Fee told them the senator’s actions were “lawful, normal, and good for his constituents and this country.”
“The government has not proven a single count under the very high burden they have — proof beyond a reasonable doubt,” he said.
He accused prosecutors of telling “a story” that they “workshopped” during the trial whenever defense attorneys cast doubt on the testimony of government witnesses. He urged jurors not to confuse the inferences prosecutors hoped they would make with “assumption, speculation, fantasy, conjecture.”

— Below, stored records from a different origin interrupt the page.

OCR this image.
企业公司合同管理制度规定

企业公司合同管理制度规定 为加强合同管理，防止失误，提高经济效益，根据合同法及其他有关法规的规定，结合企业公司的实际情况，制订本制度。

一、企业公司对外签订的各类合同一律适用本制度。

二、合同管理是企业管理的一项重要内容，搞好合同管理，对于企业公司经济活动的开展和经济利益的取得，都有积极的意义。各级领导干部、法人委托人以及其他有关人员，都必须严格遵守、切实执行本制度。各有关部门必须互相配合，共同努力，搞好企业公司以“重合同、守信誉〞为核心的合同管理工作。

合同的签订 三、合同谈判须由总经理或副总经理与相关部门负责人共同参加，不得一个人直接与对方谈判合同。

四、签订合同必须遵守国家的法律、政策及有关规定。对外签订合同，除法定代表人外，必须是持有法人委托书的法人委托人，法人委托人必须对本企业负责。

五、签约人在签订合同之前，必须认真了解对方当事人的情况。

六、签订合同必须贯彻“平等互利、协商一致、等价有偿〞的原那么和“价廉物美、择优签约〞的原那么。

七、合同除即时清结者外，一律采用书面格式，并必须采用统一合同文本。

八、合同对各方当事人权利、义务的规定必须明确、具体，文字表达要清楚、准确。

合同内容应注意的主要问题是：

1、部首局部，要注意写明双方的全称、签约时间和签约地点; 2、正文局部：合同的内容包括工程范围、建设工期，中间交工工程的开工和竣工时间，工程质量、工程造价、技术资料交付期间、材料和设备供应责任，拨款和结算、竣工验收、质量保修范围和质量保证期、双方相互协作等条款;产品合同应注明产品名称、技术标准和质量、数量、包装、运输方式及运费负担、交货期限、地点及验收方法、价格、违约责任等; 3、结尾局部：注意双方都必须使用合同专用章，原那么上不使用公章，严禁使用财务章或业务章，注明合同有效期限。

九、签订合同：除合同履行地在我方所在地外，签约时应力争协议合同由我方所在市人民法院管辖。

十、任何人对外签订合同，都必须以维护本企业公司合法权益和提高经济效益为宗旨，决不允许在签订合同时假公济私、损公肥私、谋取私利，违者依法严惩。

“A one-sided story sounds compelling. So our goal throughout the trial has been to show you where are you getting the half-truths, where are you seeing the absence of evidence get filled in by a story that is not supported by proof,” Fee said.
Arguments went on so long that Judge Sidney H. Stein stopped proceedings before lunch and directed jurors and everyone else to stand up for a minute for “a stretch break.”
Still, the closings drew so many observers that officers opened an overflow room, and the defendants’ relatives — including the senator’s daughter, MSNBC host Alicia Menendez, and his older sister, Caridad Gonzalez, who testified in his defense last week — packed a pew reserved for family that has remained largely empty throughout the nine-week trial.
Fee is expected to finish his closing argument Wednesday, followed by summations by Hana’s attorney, Lawrence Lustberg, and Daibes’ attorney, César de Castro. Prosecutors will have an opportunity for a rebuttal, and Stein has yet to instruct the jury, so deliberations likely will begin Thursday.
The ongoing corruption trial is the second for Menendez, 70, whose 2017 trial ended in a hung jury. His wife also was indicted, but Stein postponed her trial until at least August after she told the court she needed medical treatment for breast cancer.